Sala del Cinema Teatro di Chiasso praticamente esaurita, per l’incontro con David Grossman in anteprima alla dodicesima edizione di ChiassoLetteraria. Intervistato dal giornalista e registra Matteo Bellinelli, lo scrittore israeliano ha raccontato del suo avvicinamento in tenera età alla letteratura (con i racconti di Sholem Aleichem), dell’impiego alla radio israeliana come corrispondente mobile (accompagnato dalla mamma visto che era ancora un ragazzino), del suo licenziamento alla stessa radio anni dopo a causa del suo dissenso al non poter mettere in risalto un segnale d’apertura dell’allora leader palestinese Yasser Arafat riguardo al riconoscimento dello Stato d’Israele. Grossman ha poi riconosciuto nella lingua ebraica la sua vera patria (“il posto in cui mi sento a casa: talvolta mi sento più a casa nella mia lingua ebraica, che nel mio Paese”), ricordando il ruolo pioneristico nei primi decenni del Novecento del giornalista e filologo Eliezer Ben Yehuda nel rivitalizzare la lingua ebraica, una lingua che allora era perlopiù confinata alle cerimonie religiose.

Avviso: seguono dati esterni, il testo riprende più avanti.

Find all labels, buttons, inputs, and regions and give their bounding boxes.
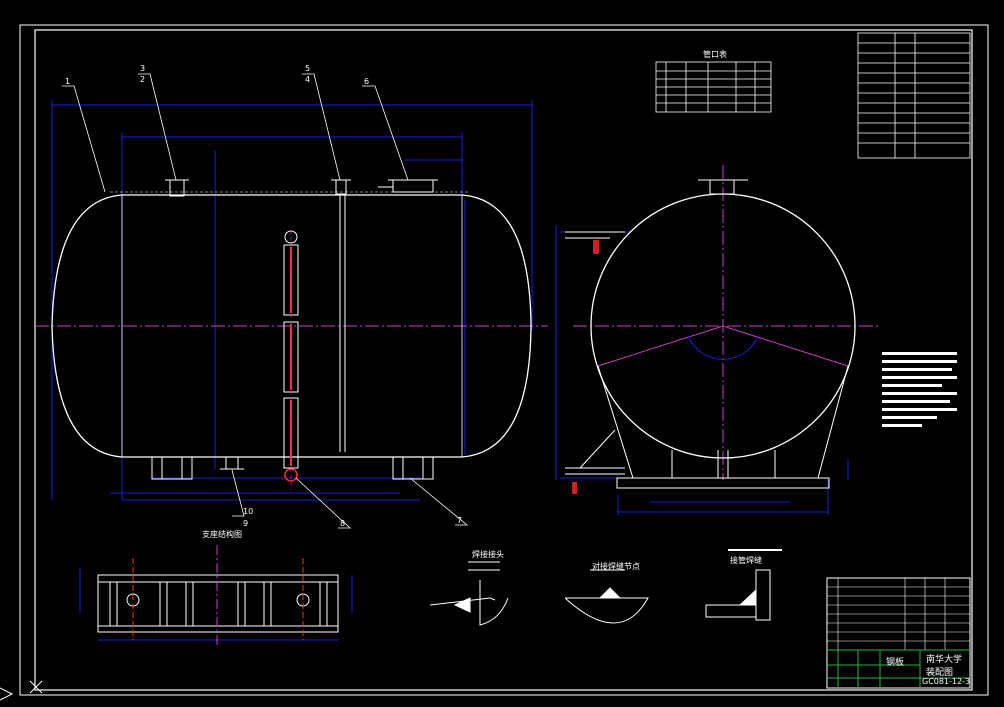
balloon-6: 6 [364,77,370,86]
balloon-7: 7 [457,516,463,525]
balloon-9: 9 [243,519,249,528]
detail-a-title: 焊接接头 [472,550,504,559]
balloon-2: 2 [140,75,146,84]
nozzle-table [655,61,772,113]
balloon-10: 10 [243,507,254,516]
inner-frame [34,29,973,691]
balloon-3: 3 [140,64,146,73]
level-gauge [283,230,299,490]
support-section-view [79,545,353,645]
title-block-school: 南华大学 [926,655,963,665]
cad-drawing-canvas[interactable] [0,0,1004,707]
balloon-5: 5 [305,64,311,73]
title-block-drawing-no: GC081-12-3 [922,677,971,686]
balloon-4: 4 [305,75,311,84]
title-block-material: 钢板 [886,658,905,668]
technical-data-table [857,32,971,159]
detail-b-title: 对接焊缝节点 [592,562,640,571]
balloon-1: 1 [65,77,71,86]
detail-c-title: 接管焊缝 [730,556,762,565]
support-section-title: 支座结构图 [202,530,242,539]
front-view [35,73,548,529]
outer-frame [19,24,989,696]
technical-requirements [882,352,957,427]
side-view [555,165,880,515]
balloon-8: 8 [340,519,346,528]
nozzle-table-title: 管口表 [703,50,727,59]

Grossman non si è astenuto dal rispondere anche alle domande più politiche, riconoscendo la grande sofferenza nel cambiamento di ruolo di Israele dopo la Guerra dei sei giorni, da popolo perseguitato a Stato occupante. Lo scrittore continua nel vedere nella soluzione dei due Stati, l’unica che consenta ai palestinesi di vivere in dignità “liberi dalla nostra ombra”. Un possibilità di pace, con la quale Grossman ha concluso il suo intenso e apprezzato intervento. Standing ovation finale e dediche che hanno reso felice oltre un centinaio di appassionati lettori con i quali lo scrittore si è intrattenuto con grande disponibilità. Menzione speciale alla bravissima traduttrice Marina Astrologo.